- Gosch, Jürgen
- (1943- )Director. Gosch became one of the German theater's leading directors in the 1980s, with numerous productions invited to the Berliner Theatertreffen. He began his career in East Germany, where he completed studies as an actor in Berlin. His first engagement was in Mecklenburg, but in 1967 he began working in Potsdam as both an actor and a director. He attracted attention in East and West Germany with his "breakthrough" 1978 staging of Georg Büchner's Léonce und Lena at the Berlin Volksbühne, which the East German regime strongly criticized and soon banned.
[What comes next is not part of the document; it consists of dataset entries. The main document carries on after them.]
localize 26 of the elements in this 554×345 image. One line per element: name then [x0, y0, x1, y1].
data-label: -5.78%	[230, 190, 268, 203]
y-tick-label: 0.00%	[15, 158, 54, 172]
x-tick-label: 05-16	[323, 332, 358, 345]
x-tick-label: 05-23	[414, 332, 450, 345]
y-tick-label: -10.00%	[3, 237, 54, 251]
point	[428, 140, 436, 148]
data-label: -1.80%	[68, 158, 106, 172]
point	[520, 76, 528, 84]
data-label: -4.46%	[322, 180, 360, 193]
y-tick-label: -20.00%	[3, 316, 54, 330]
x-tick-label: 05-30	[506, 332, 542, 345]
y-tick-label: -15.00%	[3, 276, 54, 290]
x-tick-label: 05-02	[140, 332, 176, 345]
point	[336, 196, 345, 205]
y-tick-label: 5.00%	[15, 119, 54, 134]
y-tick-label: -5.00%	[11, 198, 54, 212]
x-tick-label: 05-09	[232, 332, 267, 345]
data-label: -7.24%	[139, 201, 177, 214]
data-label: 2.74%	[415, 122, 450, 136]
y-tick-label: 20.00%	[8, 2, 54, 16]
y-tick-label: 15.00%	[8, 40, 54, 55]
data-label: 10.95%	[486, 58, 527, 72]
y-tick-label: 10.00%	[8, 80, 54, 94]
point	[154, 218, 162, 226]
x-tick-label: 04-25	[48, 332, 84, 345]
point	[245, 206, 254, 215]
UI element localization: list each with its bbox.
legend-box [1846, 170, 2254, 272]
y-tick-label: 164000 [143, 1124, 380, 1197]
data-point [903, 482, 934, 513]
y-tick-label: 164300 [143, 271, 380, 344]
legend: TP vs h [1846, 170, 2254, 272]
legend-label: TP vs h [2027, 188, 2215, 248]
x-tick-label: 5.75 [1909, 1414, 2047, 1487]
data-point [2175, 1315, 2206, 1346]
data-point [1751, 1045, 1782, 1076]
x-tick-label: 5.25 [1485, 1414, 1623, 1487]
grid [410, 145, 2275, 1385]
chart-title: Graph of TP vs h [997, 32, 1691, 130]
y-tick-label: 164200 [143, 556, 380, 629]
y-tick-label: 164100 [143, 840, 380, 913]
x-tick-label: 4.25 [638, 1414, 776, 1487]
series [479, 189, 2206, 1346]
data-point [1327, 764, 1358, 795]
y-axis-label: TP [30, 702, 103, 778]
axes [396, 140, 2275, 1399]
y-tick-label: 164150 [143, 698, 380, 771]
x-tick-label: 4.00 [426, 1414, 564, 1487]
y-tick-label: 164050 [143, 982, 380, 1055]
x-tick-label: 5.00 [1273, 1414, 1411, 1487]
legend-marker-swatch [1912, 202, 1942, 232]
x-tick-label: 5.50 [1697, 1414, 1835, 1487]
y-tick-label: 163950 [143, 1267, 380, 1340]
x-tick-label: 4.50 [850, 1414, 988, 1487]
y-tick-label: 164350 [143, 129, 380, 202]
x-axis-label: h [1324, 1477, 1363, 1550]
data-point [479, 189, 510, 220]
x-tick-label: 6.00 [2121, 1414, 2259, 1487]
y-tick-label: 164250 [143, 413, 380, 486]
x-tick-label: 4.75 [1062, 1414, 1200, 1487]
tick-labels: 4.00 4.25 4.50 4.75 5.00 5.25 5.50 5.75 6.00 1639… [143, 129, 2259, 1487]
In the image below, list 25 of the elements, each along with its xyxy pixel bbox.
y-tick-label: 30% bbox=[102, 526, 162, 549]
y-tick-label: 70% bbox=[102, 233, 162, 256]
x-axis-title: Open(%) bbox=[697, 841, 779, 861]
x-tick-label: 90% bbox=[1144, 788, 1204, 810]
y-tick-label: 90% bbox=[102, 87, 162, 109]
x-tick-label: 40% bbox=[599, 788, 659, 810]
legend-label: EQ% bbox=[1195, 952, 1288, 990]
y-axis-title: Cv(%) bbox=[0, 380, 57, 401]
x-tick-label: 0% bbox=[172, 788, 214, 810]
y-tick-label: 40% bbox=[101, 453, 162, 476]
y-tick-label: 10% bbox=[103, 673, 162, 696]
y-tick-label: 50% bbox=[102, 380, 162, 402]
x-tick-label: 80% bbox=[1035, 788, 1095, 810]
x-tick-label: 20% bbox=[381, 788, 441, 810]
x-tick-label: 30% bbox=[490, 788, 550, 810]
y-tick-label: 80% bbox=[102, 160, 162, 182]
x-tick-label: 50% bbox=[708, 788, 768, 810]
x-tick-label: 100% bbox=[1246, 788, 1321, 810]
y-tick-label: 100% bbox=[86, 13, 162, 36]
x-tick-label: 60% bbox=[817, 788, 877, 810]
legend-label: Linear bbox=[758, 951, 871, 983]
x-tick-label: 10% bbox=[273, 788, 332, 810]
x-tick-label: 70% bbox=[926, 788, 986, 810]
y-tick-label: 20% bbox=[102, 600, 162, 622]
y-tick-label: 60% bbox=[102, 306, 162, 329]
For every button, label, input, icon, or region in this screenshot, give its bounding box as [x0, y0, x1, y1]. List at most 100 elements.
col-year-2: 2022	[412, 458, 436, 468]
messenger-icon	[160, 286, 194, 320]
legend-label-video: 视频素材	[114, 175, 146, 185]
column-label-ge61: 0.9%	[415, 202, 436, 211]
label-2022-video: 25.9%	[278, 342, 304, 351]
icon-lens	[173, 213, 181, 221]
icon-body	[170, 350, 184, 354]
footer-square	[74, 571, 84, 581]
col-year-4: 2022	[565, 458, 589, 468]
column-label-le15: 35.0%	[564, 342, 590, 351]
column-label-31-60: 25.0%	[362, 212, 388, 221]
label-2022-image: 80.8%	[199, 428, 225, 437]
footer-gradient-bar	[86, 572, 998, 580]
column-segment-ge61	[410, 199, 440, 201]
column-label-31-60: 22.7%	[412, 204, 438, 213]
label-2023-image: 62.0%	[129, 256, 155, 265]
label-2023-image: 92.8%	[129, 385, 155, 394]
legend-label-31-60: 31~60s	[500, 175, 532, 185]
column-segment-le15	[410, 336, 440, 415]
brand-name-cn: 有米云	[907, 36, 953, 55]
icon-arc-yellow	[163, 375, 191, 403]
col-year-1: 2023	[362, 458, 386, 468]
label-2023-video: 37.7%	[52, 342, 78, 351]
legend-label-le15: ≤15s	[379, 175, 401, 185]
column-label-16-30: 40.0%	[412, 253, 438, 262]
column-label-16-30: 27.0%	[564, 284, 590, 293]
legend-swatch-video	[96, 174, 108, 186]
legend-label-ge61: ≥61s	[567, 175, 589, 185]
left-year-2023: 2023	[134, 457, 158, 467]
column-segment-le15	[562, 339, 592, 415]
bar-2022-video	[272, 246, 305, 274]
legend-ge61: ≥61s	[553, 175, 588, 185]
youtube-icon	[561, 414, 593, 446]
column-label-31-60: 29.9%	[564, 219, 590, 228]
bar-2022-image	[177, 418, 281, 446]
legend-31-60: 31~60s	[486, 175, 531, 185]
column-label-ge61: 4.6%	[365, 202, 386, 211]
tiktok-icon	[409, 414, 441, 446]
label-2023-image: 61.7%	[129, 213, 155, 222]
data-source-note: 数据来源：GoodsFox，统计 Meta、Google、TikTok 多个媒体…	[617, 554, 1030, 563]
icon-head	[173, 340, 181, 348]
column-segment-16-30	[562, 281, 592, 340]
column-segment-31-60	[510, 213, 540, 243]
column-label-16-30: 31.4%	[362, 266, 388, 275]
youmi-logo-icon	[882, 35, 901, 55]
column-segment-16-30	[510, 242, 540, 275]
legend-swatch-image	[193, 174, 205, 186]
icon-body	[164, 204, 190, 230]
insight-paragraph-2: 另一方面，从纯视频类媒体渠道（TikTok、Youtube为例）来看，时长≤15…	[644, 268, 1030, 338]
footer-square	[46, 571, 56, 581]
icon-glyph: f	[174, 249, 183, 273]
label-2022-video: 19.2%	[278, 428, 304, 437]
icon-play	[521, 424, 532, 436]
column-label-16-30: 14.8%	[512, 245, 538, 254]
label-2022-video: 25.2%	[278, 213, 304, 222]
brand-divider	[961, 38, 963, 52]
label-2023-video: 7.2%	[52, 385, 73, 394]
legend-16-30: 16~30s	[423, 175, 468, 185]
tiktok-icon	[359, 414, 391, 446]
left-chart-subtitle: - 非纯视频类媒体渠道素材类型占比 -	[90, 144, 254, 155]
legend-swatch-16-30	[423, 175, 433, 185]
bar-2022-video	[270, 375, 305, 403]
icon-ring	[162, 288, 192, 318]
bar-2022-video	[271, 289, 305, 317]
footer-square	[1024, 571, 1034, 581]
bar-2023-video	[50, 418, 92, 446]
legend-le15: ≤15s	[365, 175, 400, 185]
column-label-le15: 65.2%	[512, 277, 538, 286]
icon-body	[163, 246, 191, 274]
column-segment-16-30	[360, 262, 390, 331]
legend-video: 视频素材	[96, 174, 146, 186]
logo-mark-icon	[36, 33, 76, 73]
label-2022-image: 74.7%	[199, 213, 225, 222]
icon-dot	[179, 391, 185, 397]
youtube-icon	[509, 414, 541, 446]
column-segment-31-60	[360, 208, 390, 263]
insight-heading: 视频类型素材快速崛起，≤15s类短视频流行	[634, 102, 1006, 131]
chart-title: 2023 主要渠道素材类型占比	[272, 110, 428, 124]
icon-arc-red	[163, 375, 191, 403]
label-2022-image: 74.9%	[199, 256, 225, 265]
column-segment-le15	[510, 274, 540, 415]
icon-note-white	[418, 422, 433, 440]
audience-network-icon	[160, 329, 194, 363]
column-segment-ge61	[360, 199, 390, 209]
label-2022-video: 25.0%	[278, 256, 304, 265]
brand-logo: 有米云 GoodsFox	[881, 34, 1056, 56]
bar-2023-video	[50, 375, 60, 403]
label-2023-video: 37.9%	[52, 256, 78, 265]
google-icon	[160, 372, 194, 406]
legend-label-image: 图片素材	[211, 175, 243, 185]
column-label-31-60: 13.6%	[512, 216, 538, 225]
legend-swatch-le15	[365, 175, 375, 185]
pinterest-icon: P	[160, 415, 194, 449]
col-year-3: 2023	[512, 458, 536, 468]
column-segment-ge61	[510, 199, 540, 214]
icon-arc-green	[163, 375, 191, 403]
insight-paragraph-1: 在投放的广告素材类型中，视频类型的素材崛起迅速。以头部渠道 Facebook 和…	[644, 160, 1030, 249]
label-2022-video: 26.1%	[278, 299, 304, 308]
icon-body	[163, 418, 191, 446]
Soon thereafter Gosch escaped to the West, where he began working in Hannover and Bremen. His most significant directing work emerged initially in Cologne, where his productions of Maxim Gorky's The Lower Depths and Molière's The Misanthrope were widely praised. Beginning in 1984 Gosch worked steadily under Jürgen Flimm at the Thalia Theater in Hamburg, and his production of Oedipus Tyrannus by Sophocles appeared at the 1986 Theatertreffen. In the 1990s he assumed a similar position under Thomas Langhoff at the Deutsches Theater in Berlin. Gosch's 2005 staging of Edward Albee's Who's Afraid of Virginia Woolf? was widely praised and attracted nationwide attention, including another Theatertreffen invitation.
Historical dictionary of German Theatre. William Grange. 2006.